It's just 5 days old, but Hogle Zoo's newest bundle of joy is already anxious to explore its Salt Lake home.
The newborn colobus monkey tries to wiggle away from mom Toledo, swipes mom's arm and watches big sister Macari play.
Saturday, inside her primate forest, Toledo gave birth to her fifth baby — a child she conceived with dad Henry. Zookeepers came into work that morning to find the little white fur ball clinging to mom.
Trying to make the process as natural and true to the wild as possible, zookeepers will not provide veterinary care or training for the little monkey until it is 6 months to 1 year old. They have not even gotten close enough to determine the sex.

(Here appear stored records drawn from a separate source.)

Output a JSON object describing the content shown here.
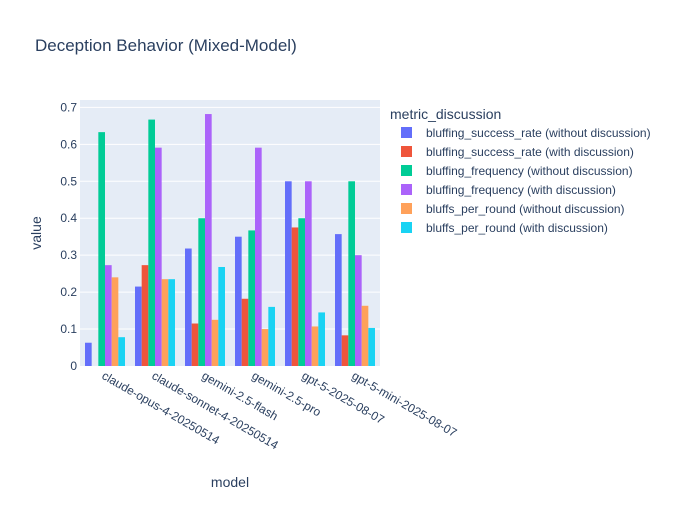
{
  "chart_data": {
    "type": "bar",
    "title": "Deception Behavior (Mixed-Model)",
    "xlabel": "model",
    "ylabel": "value",
    "ylim": [
      0,
      0.72
    ],
    "yticks": [
      "0",
      "0.1",
      "0.2",
      "0.3",
      "0.4",
      "0.5",
      "0.6",
      "0.7"
    ],
    "grid": true,
    "legend_title": "metric_discussion",
    "legend_position": "right",
    "categories": [
      "claude-opus-4-20250514",
      "claude-sonnet-4-20250514",
      "gemini-2.5-flash",
      "gemini-2.5-pro",
      "gpt-5-2025-08-07",
      "gpt-5-mini-2025-08-07"
    ],
    "series": [
      {
        "name": "bluffing_success_rate (without discussion)",
        "color": "#636efa",
        "values": [
          0.063,
          0.215,
          0.318,
          0.35,
          0.5,
          0.357
        ]
      },
      {
        "name": "bluffing_success_rate (with discussion)",
        "color": "#ef553b",
        "values": [
          0.0,
          0.273,
          0.115,
          0.182,
          0.375,
          0.083
        ]
      },
      {
        "name": "bluffing_frequency (without discussion)",
        "color": "#00cc96",
        "values": [
          0.633,
          0.667,
          0.4,
          0.367,
          0.4,
          0.5
        ]
      },
      {
        "name": "bluffing_frequency (with discussion)",
        "color": "#ab63fa",
        "values": [
          0.273,
          0.591,
          0.682,
          0.591,
          0.5,
          0.3
        ]
      },
      {
        "name": "bluffs_per_round (without discussion)",
        "color": "#ffa15a",
        "values": [
          0.24,
          0.235,
          0.125,
          0.1,
          0.107,
          0.163
        ]
      },
      {
        "name": "bluffs_per_round (with discussion)",
        "color": "#19d3f3",
        "values": [
          0.078,
          0.235,
          0.268,
          0.16,
          0.145,
          0.103
        ]
      }
    ]
  }
}
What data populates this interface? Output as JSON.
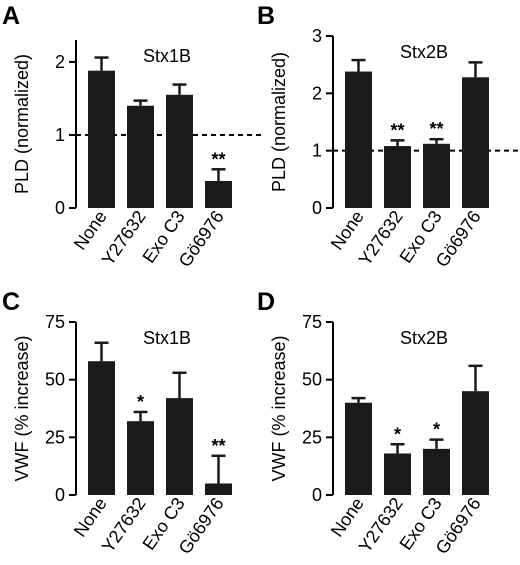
{
  "chart_data": [
    {
      "panel": "A",
      "type": "bar",
      "title": "Stx1B",
      "ylabel": "PLD (normalized)",
      "categories": [
        "None",
        "Y27632",
        "Exo C3",
        "Gö6976"
      ],
      "values": [
        1.88,
        1.4,
        1.55,
        0.37
      ],
      "errors": [
        0.18,
        0.07,
        0.14,
        0.16
      ],
      "significance": [
        "",
        "",
        "",
        "**"
      ],
      "ylim": [
        0,
        2.3
      ],
      "yticks": [
        "0",
        "1",
        "2"
      ],
      "reference_line": 1,
      "grid": false,
      "color": "#1a1a1a"
    },
    {
      "panel": "B",
      "type": "bar",
      "title": "Stx2B",
      "ylabel": "PLD (normalized)",
      "categories": [
        "None",
        "Y27632",
        "Exo C3",
        "Gö6976"
      ],
      "values": [
        2.38,
        1.08,
        1.12,
        2.28
      ],
      "errors": [
        0.2,
        0.1,
        0.08,
        0.26
      ],
      "significance": [
        "",
        "**",
        "**",
        ""
      ],
      "ylim": [
        0,
        3
      ],
      "yticks": [
        "0",
        "1",
        "2",
        "3"
      ],
      "reference_line": 1,
      "grid": false,
      "color": "#1a1a1a"
    },
    {
      "panel": "C",
      "type": "bar",
      "title": "Stx1B",
      "ylabel": "VWF (% increase)",
      "categories": [
        "None",
        "Y27632",
        "Exo C3",
        "Gö6976"
      ],
      "values": [
        58,
        32,
        42,
        5
      ],
      "errors": [
        8,
        4,
        11,
        12
      ],
      "significance": [
        "",
        "*",
        "",
        "**"
      ],
      "ylim": [
        0,
        75
      ],
      "yticks": [
        "0",
        "25",
        "50",
        "75"
      ],
      "reference_line": null,
      "grid": false,
      "color": "#1a1a1a"
    },
    {
      "panel": "D",
      "type": "bar",
      "title": "Stx2B",
      "ylabel": "VWF (% increase)",
      "categories": [
        "None",
        "Y27632",
        "Exo C3",
        "Gö6976"
      ],
      "values": [
        40,
        18,
        20,
        45
      ],
      "errors": [
        2,
        4,
        4,
        11
      ],
      "significance": [
        "",
        "*",
        "*",
        ""
      ],
      "ylim": [
        0,
        75
      ],
      "yticks": [
        "0",
        "25",
        "50",
        "75"
      ],
      "reference_line": null,
      "grid": false,
      "color": "#1a1a1a"
    }
  ]
}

"Right now, there's no reason to interfere with the bond mom and baby have created," said Kalyn McKenzie, a primate keeper at Hogle. "We don't have to do anything because it has a really good mom."
Adds zoo spokeswoman Holly Braithwaite: "That's totally how it is in nature. We don't want the keepers to get in and interfere with those early moments. It's crucial for mom and baby."
Zookeepers can tell the baby, which hasn't been named, is healthy because it is nursing and holding onto Toledo's chest. Although tired, Toledo is an excellent mom. Tuesday, Toledo munched on carrots, crawled around her exhibit and seemed unfazed as her newest addition nursed.